Why Tweens and Teens are amazing

The adolescent years have a bad reputation for turning our sweet little children into hormonally-driven, impulsive, lazy, moody teens, but according to new research the tween and teen years are really a time we can be excited about. By Kelly Eden.

Adolescence is a really important period of our children’s lives: they are growing in their independence, creativity, ability to think, and sense of identity. It ranges from puberty (around age 12) until our kids get their adult brain (somewhere from their late teens to early 30s).

Dr Daniel Siegel, author of Brainstorm: The power and purpose of the teenage brain, is one advocate for celebrating the teenage years more. He says that the idea of raging hormones causing teen behaviour is really outdated. We now know a lot more about brain development.

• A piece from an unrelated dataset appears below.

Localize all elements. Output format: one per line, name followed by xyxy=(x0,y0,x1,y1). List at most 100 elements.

The brain rewires itself at an incredibly rapid pace during the teen years. As parents, it’s important that we try to understand the remodelling the brain is doing in these years. Then we can enjoy the benefits (such as creativity) and, at the same time, better help our teens reduce the risks that come along with these changes (like poor decision-making skills).

So, what are some of the things that make tweens and teens so amazing?

Creativity
During the teen years creativity and innovation are at a high, according to Siegel. Because of the remodelling happening in their brains, teens are not limited in their thinking as much as adults are. This age group, unlike younger children, are also able to think in more abstract ways.
This combination of creativity and abstract thinking leads to
some very original ideas.

As parents we can encourage our tweens and teens to use their creativity, think outside the box, and develop their ideas. Not all of them will be practical of course, but keep encouraging them to explore ideas and they might come up with something surprising.

Wired to learn
During the adolescent years, our children’s developing brains become incredibly active in the area that seeks reward.

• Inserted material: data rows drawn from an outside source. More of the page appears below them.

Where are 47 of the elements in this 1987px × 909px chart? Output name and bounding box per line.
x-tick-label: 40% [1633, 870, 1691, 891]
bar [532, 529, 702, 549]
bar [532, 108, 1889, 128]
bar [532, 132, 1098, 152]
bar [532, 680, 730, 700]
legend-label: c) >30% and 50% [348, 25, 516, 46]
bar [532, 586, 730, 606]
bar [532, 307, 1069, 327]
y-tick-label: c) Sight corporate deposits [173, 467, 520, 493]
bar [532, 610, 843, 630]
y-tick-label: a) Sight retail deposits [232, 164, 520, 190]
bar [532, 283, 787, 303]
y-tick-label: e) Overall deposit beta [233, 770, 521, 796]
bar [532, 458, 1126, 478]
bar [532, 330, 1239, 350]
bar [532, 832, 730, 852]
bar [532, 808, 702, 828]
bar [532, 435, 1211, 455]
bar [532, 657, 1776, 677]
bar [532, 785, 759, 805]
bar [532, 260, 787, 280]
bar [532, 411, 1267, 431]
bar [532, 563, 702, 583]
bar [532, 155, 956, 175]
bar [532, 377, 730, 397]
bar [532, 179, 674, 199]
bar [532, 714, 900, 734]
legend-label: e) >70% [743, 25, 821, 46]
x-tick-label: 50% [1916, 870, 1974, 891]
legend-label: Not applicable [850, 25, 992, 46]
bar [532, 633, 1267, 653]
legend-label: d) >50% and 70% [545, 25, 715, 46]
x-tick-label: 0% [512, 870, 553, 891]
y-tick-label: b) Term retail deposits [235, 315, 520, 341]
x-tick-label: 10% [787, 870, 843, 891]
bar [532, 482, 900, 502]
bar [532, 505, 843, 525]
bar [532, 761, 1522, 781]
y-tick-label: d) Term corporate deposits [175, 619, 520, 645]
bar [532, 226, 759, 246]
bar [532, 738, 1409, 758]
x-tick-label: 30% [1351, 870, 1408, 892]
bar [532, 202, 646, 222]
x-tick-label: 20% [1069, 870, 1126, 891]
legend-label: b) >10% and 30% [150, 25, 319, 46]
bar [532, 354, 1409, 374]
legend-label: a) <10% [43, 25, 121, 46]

Because of this, studies have found, teens are far more wired to learn from experience than adults are.

Neuroscientist Daphna Shomany, of Columbia University, in her research found that teenagers were not only quicker learners than adults but they were also better at remembering small details.

Adolescent brains have a remarkable ability to learn and change which makes these years a potential opportunity for incredible growth for our kids.

Sensitivity to emotions
Tween and teen brains are set up to be far more sensitive to their own and others’ feelings in these years. Our children are also developing a sense of their own identity at this time (which doesn’t become very stable until early adulthood, so don’t worry if they try on a few different identities!).

Tweens and teens also become very aware of moral ideas and issues at this age. This is a chance for us as parents to really enjoy exploring these ideas with our children. We can listen to them, gently challenge their thinking, and help them develop empathy for others and their ideas.

Growing independence
We often think of the typical boundary pushing and risk-taking behaviours that comes with teen years as a bad thing. According to Siegel though, our teens’ strong emotions, push for independence, and willingness to take risks are actually necessary. Risk-taking and independence can lead to meeting new people, trying new sports or activities, and discovering things they are passionate about.

If developed well, these aspects are incredibly important for our children to become independent from us. They lead to great adult lives, full of adventure and purpose.